Ovviamente ci saranno delle precauzioni da prendere, delle priorità da definire (non tutto può essere ammassato in partenza con lo stesso peso relativo) e, ancora, dei riferimenti sui quali ancorarsi nella programmazione del proprio progetto per mantenere la rotta. Ma è indubbio che quello che si rivela con il Gap Year è un mondo di scoperta che apre la mente e irrobustisce la volontà, sottraendo il giovane all’abitudine del tutto previsto, del confortevole a oltranza, proprio quando oggi tutto sembra muoversi fuori dagli schemi consolidati di un tempo, rendendo incerta e confusa la prospettiva di come collocarsi nel proprio futuro. I giovani questa transizione, anche violenta, oggi la vivono sulla propria pelle e sono spinti quasi naturalmente alla ricerca di qualcosa che li possa aiutare a districarsi nella confusione di stimoli e nel bombardamento di informazioni che disorientano anche gli adulti.
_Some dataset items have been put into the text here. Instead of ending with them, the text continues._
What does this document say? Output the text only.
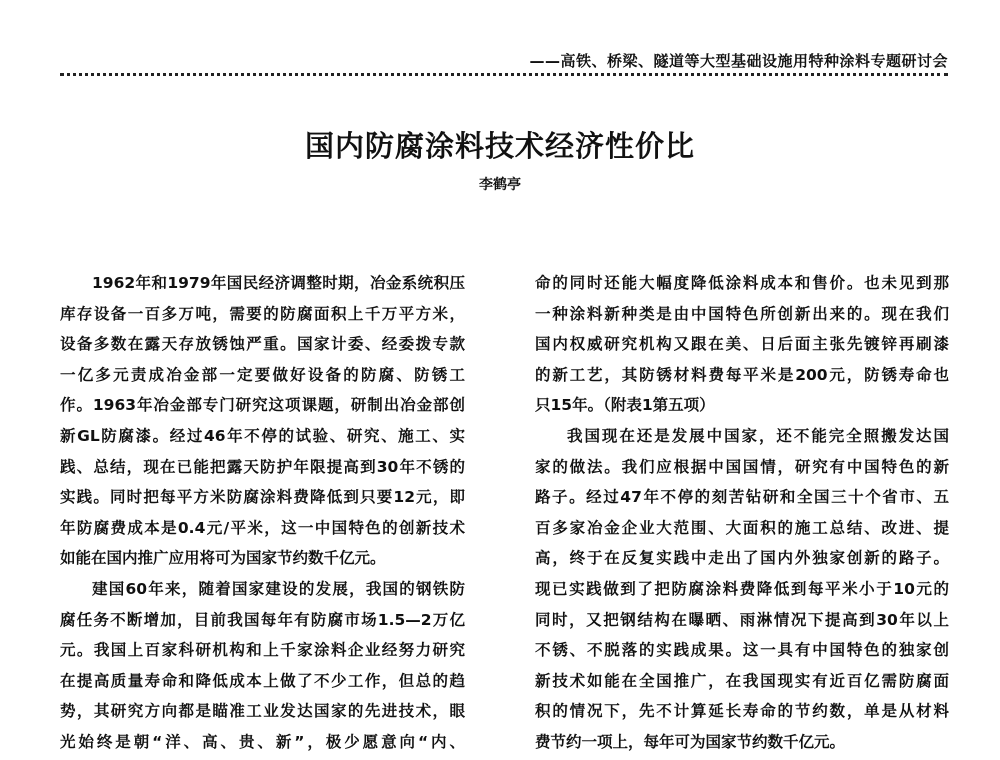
——高铁、桥梁、隧道等大型基础设施用特种涂料专题研讨会
国内防腐涂料技术经济性价比
李鹤亭
1962年和1979年国民经济调整时期，冶金系统积压
库存设备一百多万吨，需要的防腐面积上千万平方米，
设备多数在露天存放锈蚀严重。国家计委、经委拨专款
一亿多元责成冶金部一定要做好设备的防腐、防锈工
作。1963年冶金部专门研究这项课题，研制出冶金部创
新GL防腐漆。经过46年不停的试验、研究、施工、实
践、总结，现在已能把露天防护年限提高到30年不锈的
实践。同时把每平方米防腐涂料费降低到只要12元，即
年防腐费成本是0.4元/平米，这一中国特色的创新技术
如能在国内推广应用将可为国家节约数千亿元。
建国60年来，随着国家建设的发展，我国的钢铁防
腐任务不断增加，目前我国每年有防腐市场1.5—2万亿
元。我国上百家科研机构和上千家涂料企业经努力研究
在提高质量寿命和降低成本上做了不少工作，但总的趋
势，其研究方向都是瞄准工业发达国家的先进技术，眼
光始终是朝“洋、高、贵、新”，极少愿意向“内、
命的同时还能大幅度降低涂料成本和售价。也未见到那
一种涂料新种类是由中国特色所创新出来的。现在我们
国内权威研究机构又跟在美、日后面主张先镀锌再刷漆
的新工艺，其防锈材料费每平米是200元，防锈寿命也
只15年。（附表1第五项）
我国现在还是发展中国家，还不能完全照搬发达国
家的做法。我们应根据中国国情，研究有中国特色的新
路子。经过47年不停的刻苦钻研和全国三十个省市、五
百多家冶金企业大范围、大面积的施工总结、改进、提
高，终于在反复实践中走出了国内外独家创新的路子。
现已实践做到了把防腐涂料费降低到每平米小于10元的
同时，又把钢结构在曝晒、雨淋情况下提高到30年以上
不锈、不脱落的实践成果。这一具有中国特色的独家创
新技术如能在全国推广，在我国现实有近百亿需防腐面
积的情况下，先不计算延长寿命的节约数，单是从材料
费节约一项上，每年可为国家节约数千亿元。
Uscire temporaneamente da un solco già tracciato, andare a provare, vedere di persona, rinforza le risorse personali avute in dote, aggiunge conoscenze meno standardizzate e appare come un modo più appropriato per orientarsi e fare scelte più meditate e coerenti. Come sottolineava il grande sociologo tedesco Theodor Adorno, «ogni apprendimento deve essere e rimanere un’avventura, altrimenti è nato già morto». Accontentarsi, oggi, può significare perdere la vera opportunità di entrare “strumentati” in un tempo che non è solo il futuro – ché questo arriva per tutti –, ma che è per ciascuno il proprio avvenire, un tempo irrimediabilmente singolare, personale, da costruire.
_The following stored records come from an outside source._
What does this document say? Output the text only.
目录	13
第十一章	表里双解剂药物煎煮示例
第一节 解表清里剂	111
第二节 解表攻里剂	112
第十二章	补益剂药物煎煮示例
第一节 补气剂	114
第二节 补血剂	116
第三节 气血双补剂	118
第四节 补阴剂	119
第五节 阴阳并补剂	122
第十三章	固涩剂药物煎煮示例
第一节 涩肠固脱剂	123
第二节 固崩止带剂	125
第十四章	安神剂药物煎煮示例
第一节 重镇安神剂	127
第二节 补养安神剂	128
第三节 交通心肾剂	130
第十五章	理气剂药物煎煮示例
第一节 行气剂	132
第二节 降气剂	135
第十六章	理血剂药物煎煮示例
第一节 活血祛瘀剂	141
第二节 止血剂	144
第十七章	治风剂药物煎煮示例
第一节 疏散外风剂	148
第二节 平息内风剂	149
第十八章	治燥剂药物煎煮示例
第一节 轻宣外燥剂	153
Il rischio e il profumo di un’avventura non generica, sentita e personale, preparano a cavalcare con più sicurezza una prospettiva in cui non è più dato a nessuno di improvvisare, di rannicchiarsi, di mettere “vino nuovo in otri vecchi”. E i giovani hanno l’anima giusta per farlo. Il testo di Andrea Portante, ricco ed esaustivo, riesce a rappresentare con chiarezza il percorso di questo nuovo spazio formativo legato all’andare, allo sperimentare, al raccogliere stimoli e suggestioni da trasformare in scelte operative e di vita. Pur nella necessaria composizione di opportunità, di valori di scoperta e di rischi, sa condurre per mano nella esplorazione di un modello di crescita realmente possibile e incomparabilmente più ricco e soddisfacente. E, in fondo, viene incontro alle esigenze che anche i genitori oggi avvertono (se pur spesso confusamente) come impellenti, per assicurare ai figli una apertura di testa e di orizzonti che li renda più robusti e meno soggetti all’altalenare dei destini professionali.
Un buono strumento per chi voglia sognare un avvenire più alla portata di aspirazioni meno asfittiche e di progetti all’altezza delle sfide del nuovo mondo.